Contemplating the recent fundamental, technical and OTC developments, we’ve devised options strategy for EURCAD on hedging grounds.
Mechanics: Buy EURCAD 2m ladder, strikes 1.4080/1.4678/1.4988 (we wouldn’t like to be precise about the indicative offer, certainly assured but slightly lower than vanilla structure, spot ref: 1.4678).
Rationale: We’ve already stated that there has been stiff tug of war between EURCAD bulls and bear in the recent past.
Technically, EURCAD has been drifting in the range between 1.4988 -1.4457 from last 3-4 months. We foresee the trend is likely to hover in the similar range but certainly not any dramatic spikes nor slumps.
Large options set to constrict today’s range.
Fundamentally, Canadian growth considerably breaks out, convincingly decoupling and outperforming the US. The most recent 4.5% QoQ, SAAR 2Q GDP growth print is highest quarterly sequential growth rate since 3Q’11, and reflects a genuine sustained acceleration in growth, with the prior three quarters averaging a 3.5% pace of growth, following six quarters averaging 0.5% annualized growth in the period following the collapse of oil price.
The EURCAD appreciation is now going to be slower than it has recently been, and the skew is still undecided whether volatility should rise on the back of a higher or lower spot (refer above nutshell evidencing IV skews).
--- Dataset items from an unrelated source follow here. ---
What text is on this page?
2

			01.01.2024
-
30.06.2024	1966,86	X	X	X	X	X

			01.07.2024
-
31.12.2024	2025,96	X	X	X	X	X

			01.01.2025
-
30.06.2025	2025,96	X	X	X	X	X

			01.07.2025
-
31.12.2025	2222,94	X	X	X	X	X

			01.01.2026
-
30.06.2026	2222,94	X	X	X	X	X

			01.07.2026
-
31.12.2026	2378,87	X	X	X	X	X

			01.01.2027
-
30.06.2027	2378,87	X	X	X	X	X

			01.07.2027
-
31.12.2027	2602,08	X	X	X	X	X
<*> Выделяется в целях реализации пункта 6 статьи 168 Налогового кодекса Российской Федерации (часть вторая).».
As such, we do not focus on intermediary vega gains to favour instead a buy-and-hold structure benefiting from the passage of time, as the timing of euro upside is less certain.
Risks profile: See unlimited risk above 1.4988, the above structure exposes investors to unlimited risks if the EURCAD trades above 1.4988 at the 2m expiry, a level not seen since last month.